Over the past few years you’ve heard more about mental health and how it affects people’s lives. However, there’s still certain people that do not understand mental health and how much it affects how people live. You can’t see mental health issues but it doesn’t mean they aren’t there. I am teaming up with bloggers to create a series of blogs about our experiences with mental health and hopefully it may help someone to seek help, see a GP or just allow them to understand more about mental health.

A charity that I think is amazing for supporting those with mental health illness’s is Mind. If you need support or want to learn more then head over to their website. www.mind.org.uk

From the title, you can see that I suffer with depression and anxiety, I was diagnosed with them when I was in Year 10. I just thought I was poorly, I went to my GP described how I felt; tired, no energy to do anything, headaches, upset and she sent me for blood tests. I can’t remember what she tested me for as this was almost 5 years ago, but when she said my results came back normal I was so confused. She then went on to say that she thought I had acute depression, the thing is I didn’t feel depressed I was a normal teenager I didn’t walk around looking gloomy or cry every day, so to be told I had depression I didn’t really believe it. I later developed my anxiety I can’t really remember when it started or what caused it.
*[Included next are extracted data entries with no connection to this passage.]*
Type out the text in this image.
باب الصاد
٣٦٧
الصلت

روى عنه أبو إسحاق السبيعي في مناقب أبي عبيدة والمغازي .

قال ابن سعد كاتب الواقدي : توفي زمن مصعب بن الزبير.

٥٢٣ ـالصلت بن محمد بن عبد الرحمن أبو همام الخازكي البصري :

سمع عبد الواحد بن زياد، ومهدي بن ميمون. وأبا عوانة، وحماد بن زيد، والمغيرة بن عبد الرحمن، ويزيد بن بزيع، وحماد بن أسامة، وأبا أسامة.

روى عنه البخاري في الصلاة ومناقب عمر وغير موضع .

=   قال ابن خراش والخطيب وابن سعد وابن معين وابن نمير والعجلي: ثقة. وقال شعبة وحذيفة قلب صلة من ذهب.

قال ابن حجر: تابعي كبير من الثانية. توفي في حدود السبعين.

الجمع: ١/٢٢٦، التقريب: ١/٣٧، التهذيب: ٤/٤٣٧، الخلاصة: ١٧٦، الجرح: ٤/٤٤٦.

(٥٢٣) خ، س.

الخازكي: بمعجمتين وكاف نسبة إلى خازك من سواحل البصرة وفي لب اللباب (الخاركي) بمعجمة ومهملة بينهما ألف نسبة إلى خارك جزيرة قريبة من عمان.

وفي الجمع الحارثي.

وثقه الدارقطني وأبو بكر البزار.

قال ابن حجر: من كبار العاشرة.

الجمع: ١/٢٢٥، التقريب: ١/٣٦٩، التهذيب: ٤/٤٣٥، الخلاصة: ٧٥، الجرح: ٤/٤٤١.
So my anxiety definitely isn’t as bad as my depression, I usually now only get anxious when I’m in large crowds as it makes me feel like I can’t move and I get claustrophobic. When I was still in school I absolutely hated going and I would have a panic attack every morning to the point I was being sick. I was being bullied and the school I was at ended up giving me 2 months off school where I studied at home and emailed all my work to my teachers. But when I went back my anxiety towards school was worse. I used to have to tell myself all on the way to school, ‘you will be okay,’ ‘you can do this,’ ‘nothing is going to happen.’ To be fair I still have to do that now some days. With my anxiety I get scared with anything to do with being social; I could have a panic attack when calling someone, going to meet my friends, going to college or town by myself things like that. I think when I look back at how bad I used to be I have come a long, long way with my anxiety. I still have the odd day or few weeks where I can’t leave the house because I will break down in tears and I feel like the world is out to get me but I work hard every day to beat my fears.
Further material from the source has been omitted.